Asia stocks jump, Fed refrains from stimulus cut

A television monitor on the floor of the New York Stock Exchange shows the decision of the Federal Reserve, Wednesday, Sept. 18, 2013. The Federal Reserve has decided against reducing its stimulus for the U.S. economy, saying it will continue to buy $85 billion a month in bonds because it thinks the economy still needs the support. (AP Photo/Richard Drew)

BANGKOK (AP) — Asian stock markets surged Thursday after the U.S. Federal Reserve unexpectedly refrained from reducing its massive economic stimulus.

Not even dour data out of Japan showing a swelling trade deficit could dampen the rally sparked by the Fed's decision to keep in place its $85 billion in monthly bond purchases, part of its "quantitative easing" approach of pumping money into the financial system to help stimulate the U.S. economy.

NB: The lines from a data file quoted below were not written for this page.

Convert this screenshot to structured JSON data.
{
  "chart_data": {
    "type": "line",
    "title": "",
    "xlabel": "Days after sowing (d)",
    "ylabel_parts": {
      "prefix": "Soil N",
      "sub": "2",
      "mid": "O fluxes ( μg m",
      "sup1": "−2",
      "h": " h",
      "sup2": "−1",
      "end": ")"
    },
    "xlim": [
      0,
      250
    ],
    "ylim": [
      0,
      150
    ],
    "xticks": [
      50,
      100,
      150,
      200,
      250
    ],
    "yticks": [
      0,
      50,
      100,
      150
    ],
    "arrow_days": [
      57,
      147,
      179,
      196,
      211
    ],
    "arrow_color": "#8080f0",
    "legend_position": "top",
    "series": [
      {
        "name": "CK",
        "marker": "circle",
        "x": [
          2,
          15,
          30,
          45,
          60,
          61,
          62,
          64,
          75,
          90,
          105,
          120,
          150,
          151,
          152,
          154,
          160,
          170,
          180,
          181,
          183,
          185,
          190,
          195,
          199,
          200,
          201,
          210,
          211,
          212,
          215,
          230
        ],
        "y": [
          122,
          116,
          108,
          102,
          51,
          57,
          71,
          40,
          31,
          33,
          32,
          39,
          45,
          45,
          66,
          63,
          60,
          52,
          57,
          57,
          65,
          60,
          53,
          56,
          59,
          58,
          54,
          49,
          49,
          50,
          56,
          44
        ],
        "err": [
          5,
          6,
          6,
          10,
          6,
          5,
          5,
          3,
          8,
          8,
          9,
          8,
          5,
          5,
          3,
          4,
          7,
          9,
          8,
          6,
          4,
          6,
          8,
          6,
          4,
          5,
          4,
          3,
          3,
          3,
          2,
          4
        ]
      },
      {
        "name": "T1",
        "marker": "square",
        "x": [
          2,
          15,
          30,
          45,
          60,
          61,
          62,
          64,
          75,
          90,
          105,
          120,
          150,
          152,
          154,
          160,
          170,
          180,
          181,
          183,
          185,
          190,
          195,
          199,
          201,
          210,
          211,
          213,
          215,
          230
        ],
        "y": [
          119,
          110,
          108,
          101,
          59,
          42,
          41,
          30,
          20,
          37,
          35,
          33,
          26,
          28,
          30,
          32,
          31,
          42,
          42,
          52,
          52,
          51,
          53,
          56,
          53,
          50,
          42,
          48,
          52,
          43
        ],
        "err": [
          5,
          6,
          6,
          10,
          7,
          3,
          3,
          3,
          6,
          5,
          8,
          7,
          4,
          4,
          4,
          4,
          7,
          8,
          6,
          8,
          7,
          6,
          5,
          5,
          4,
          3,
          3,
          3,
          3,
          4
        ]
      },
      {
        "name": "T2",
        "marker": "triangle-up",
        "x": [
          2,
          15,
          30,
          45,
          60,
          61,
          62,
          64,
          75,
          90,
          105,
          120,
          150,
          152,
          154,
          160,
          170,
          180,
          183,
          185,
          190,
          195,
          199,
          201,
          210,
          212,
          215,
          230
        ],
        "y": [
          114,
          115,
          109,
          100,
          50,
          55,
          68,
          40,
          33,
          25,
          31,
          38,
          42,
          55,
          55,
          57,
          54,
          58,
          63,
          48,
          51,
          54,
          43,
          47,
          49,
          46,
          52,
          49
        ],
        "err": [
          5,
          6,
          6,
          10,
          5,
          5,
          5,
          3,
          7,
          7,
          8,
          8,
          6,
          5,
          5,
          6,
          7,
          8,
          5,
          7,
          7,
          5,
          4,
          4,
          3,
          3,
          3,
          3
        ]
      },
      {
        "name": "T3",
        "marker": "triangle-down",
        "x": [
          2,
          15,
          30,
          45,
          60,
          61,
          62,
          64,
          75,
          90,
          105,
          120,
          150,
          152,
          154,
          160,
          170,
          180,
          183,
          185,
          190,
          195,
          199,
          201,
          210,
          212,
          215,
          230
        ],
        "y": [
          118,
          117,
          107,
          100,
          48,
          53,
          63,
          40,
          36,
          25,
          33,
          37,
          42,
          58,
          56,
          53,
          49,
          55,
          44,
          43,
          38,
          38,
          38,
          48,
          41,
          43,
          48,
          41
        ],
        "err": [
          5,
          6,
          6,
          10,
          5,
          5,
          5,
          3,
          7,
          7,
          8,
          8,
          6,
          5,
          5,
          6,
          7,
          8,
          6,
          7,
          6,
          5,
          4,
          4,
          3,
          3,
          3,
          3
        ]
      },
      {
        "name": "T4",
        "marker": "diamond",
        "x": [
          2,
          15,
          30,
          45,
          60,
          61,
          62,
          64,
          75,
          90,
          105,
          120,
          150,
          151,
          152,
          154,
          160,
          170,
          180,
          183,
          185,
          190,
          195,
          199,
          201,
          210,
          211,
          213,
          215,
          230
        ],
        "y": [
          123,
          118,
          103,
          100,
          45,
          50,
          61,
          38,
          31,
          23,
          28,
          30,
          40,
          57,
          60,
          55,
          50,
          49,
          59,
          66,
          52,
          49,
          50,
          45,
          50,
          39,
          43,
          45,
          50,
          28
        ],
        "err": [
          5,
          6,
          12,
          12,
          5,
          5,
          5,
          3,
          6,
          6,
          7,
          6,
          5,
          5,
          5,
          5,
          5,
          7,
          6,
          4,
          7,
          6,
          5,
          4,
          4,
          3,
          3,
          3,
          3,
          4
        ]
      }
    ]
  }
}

Investors had braced themselves for a slight reduction in monthly bond purchases. Instead, the Fed, at the end of its two-day policy meeting Wednesday, announced no timetable for winding down the stimulus and even threw in a note of caution: the U.S. still has not attained adequate levels of job and economic growth.

"Employment growth has been very weak ... Private sector GDP growth is slowing, not accelerating," analysts at DBS Bank Ltd. in Singapore said.

Investors ignored the Fed's cautious tone and instead cheered the retention of the stimulus program, which has helped bolster global stock markets.

The Nikkei 225 in Tokyo rose 1.4 percent to 14,701.68, even though government data showed a bigger-than-expected gap in trade. Imports, boosted by higher fuel costs, rose 16 percent from a year earlier to 6.74 trillion yen ($68.7 billion) while exports gained 14.7 percent to 5.78 trillion yen ($58.9 billion).

Australia's S&P/ASX 200 added 1 percent to 5,290.50. Benchmarks in Indonesia, Thailand and the Philippines all jumped by more than 3 percent. India and Singapore also posted solid gains. Markets in South Korea and mainland China were closed for public holidays.

Hong Kong's Hang Seng advanced 1.7 percent to 23,512.12. The benchmark index was led higher by blue chip property stocks, which rose on expectations that interest rates would remain low, said Linus Yip, strategist at First Shanghai Securities in Hong Kong.

The Hong Kong dollar is pegged to the U.S. dollar, which also means that interest rates in Hong Kong track the U.S., according to Yip. In its announcement, the Fed repeated that it plans to keep its key short-term interest rate near zero at least until unemployment falls to 6.5 percent from its current level of 7.3 percent.

"Interest rates may not go up so quickly. So for today, it is good for property," Yip said.

Hong Kong-listed Sino Land Co. rose 5.9 percent. Henderson Land Development gained 4.7 percent.

Following the Fed's announcement, Wall Street stocks hit record highs, and the price of gold had its biggest one-day jump in four years as traders anticipated that the Fed's decision might cause inflation.

Both the Dow Jones industrial average and the Standard & Poor's 500 surpassed their previous record highs set on Aug. 2. The Dow rose 1 percent to close at 15,676.94. The S&P 500 jumped 1.2 percent to 1,725.52. The Nasdaq composite rose 37.94 points, or 1 percent, to 3,783.64.

Benchmark oil for October delivery was up 48 cents to $108.55 per barrel in electronic trading on the New York Mercantile Exchange. The contract gained $2.65, or 2.5 percent, to close at $108.07 on Wednesday.

In currencies, the euro rose to $1.3528 from $1.3516 late Wednesday. The dollar rose to 98.36 yen from 98.12 yen.